Throughout the novel, we obtain a much better idea of who Kiriyama is and what drives him. Shuya in the opening chapter has already identified his strengths, but it isn't until later in the story, when we see things through narrative omniscience instead of Shuya's limited focal point, that we learn the reason for Kiriyama's seeming lack of weakness. Before he was born, Kiriyama's mother was involved in a car accident that resulted in her death. Kiriyama himself, while still in development in her womb, suffered a traumatic brain injury which effectively turned off his ability to feel emotions. Kiriyama was born a sociopath, so while most children are taken in and entranced with the world around them, he took no pleasure in anything at all. The rest of his mind, unencumbered by conscience or emotion, absorbed knowledge as it was flung at him, turning Kiriyama into a highly adaptable, genius-level intellect by the time he reached junior high. Kiriyama can literally do anything he puts his mind to, and do it flawlessly--an ability any kid his age would be willing to kill for. This ability comes with a downside however: while he's able to paint like an old master, fight like the best martial artists in the world, pass his classes through only the most minimal exertion of effort, and perform flawless musical compositions that can reduce an audience to tears, Kiriyama utterly lacks the ability to take pride in this work.

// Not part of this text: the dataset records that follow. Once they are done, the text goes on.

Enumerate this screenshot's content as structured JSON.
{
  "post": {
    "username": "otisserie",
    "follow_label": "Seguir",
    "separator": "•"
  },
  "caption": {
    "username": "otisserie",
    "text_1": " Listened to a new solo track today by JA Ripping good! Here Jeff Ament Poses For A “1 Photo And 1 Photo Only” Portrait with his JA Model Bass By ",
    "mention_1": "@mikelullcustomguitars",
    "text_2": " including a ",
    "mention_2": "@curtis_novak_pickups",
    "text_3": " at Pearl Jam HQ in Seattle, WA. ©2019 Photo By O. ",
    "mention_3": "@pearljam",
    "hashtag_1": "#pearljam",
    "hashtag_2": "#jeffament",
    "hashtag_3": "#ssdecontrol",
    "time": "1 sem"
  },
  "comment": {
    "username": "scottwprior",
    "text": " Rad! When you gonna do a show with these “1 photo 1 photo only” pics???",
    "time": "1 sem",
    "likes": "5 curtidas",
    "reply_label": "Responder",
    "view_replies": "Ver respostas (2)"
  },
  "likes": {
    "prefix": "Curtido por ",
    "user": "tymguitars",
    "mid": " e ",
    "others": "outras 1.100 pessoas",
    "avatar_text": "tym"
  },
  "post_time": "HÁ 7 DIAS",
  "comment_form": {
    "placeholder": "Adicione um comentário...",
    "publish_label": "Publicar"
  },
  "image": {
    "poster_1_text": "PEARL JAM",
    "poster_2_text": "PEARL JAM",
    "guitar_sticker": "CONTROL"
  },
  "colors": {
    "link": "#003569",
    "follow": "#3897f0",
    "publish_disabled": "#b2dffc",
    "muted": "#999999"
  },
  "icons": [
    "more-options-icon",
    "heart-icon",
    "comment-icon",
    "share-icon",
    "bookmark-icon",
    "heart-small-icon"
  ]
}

Kiriyama succeeds, but never reaps the reward of that success. In addition, he's also so good at whatever he's doing that he's never felt the sting of failure either. He decides he wants to do something, and he does it, consequences be damned:

When Mitsuru asked how he managed to learn how to fight so viciously, he'd only respond, "I just learned." Kazuo would only ignore any further attempts to find out more. Mitsuru would then try to coax more out of him by suggesting he must have had a reputation in elementary school, but Kazuo only denied it. Then maybe he'd been a champion in karate or something? Kazuo denied this too. Another odd point, Mitsuru learned later, was the fact that Kazuo had broken into the art classroom to paint the day they met. When Mitsuru asked why he did that, Kazuo only replied, "I just felt like it." This was how Kazuo's strange persona contributed to Mitsuru's attraction to him. (Furthermore, the quality of the painting depicting a view from the classroom of the empty courtyard far exceeded the first-year junior high level, but Mitsuru never got to see this painting, because Kazuo had tossed it into the trash after completing it.)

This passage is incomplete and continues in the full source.